18 December 2009


Allow me, please, to remind you that most of those power brokers who misrepresented the need for war in Iraq are still in positions of power in Washington clamoring for further wars of preemption.

Paul Wolfowitz--"U.S. would be greeted as liberators" in Iraq--was rewarded by George Bush with the position of president of the World Bank where he was hounded out due to ethics violations. He is now visiting scholar at the American Enterprise Institute (AEI), which is heavily influential in conservative national security issues.

Richard Perl--said Iraq had a hand in 9/11--is resident fellow at AEI.

Douglas Feith--disseminated deceptive intelligence that contradicted the consensus of the Intelligence Community re Iraq--teaches at Georgetown University.

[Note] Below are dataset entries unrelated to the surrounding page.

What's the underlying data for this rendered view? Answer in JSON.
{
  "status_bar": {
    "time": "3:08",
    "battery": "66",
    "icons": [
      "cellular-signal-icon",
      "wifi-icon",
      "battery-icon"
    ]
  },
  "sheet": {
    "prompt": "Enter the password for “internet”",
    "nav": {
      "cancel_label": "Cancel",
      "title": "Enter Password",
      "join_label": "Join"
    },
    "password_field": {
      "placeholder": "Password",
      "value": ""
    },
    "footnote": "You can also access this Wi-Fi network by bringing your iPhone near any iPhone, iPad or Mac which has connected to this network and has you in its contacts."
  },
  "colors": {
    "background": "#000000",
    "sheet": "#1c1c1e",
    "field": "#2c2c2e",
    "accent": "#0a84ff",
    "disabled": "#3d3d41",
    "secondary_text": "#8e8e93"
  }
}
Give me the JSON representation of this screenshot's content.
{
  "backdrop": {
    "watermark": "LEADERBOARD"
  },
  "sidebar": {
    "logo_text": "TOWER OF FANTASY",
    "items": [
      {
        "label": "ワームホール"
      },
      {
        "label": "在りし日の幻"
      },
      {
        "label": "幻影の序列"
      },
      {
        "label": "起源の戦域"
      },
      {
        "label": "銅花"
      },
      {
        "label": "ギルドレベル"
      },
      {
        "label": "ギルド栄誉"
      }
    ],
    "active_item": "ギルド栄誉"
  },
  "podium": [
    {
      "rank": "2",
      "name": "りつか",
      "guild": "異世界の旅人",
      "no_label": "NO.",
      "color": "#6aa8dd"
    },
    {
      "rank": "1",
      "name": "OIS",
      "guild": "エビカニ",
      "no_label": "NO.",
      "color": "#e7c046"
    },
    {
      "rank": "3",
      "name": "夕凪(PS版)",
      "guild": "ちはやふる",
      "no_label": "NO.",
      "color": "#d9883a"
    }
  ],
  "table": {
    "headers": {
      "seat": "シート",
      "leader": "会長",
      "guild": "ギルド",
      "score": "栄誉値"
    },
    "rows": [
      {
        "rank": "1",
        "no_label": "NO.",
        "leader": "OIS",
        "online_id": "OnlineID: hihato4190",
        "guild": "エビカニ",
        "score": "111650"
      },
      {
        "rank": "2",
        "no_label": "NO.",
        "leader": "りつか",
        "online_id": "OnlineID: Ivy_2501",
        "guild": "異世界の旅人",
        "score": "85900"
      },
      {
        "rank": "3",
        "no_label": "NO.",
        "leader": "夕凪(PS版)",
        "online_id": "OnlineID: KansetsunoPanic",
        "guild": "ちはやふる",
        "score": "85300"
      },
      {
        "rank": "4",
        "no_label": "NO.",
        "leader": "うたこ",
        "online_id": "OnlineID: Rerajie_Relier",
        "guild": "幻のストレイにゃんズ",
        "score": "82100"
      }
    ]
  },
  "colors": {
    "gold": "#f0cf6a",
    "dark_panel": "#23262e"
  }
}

Bill Kristol, editor of the Weekly Standard and frequent Fox Noose commentator, who advocated, in 2006, a strike against Iranian nuclear facilities, said, re Iran, "Yes, there would be repercussions--and they would be healthy ones, showing a strong America that has rejected further appeasement." Here is the video link:


The dogs of war are still loose in the land--the Neocon warmongers (and those Democrats who caved to the war hype) are NOT gone. Many of the same arguments used in the deceptions leading to the war of choice in Iraq--insurgents would welcome American intervention, etc.--are now being unleashed on the American public re Iran. This argument would be like saying that because Americans are critical of our government, we would welcome a Chinese attack to help us.

We should not think history a dirty word. It is true that from the beginning America has been a society not wanting to look at history: we were founded by people seeking to forget their European past. Today, we are nearly amnesiac--"Alzhei-Ameriac" (I just coined this one)--a condition in which, if you attend to the mainstream media, you are supposed to have forgotten the previous 15 minutes--and Vietnam and Iraq.

If we do not resist presentism--an attitude toward the past dominated by present-day attitudes and experiences--we will not understand the temporal/spatial reality in which we live. It will seem like an always-premiering movie, while forgetting that much of the past/present reality has been left on the film editor's cutting-room floor.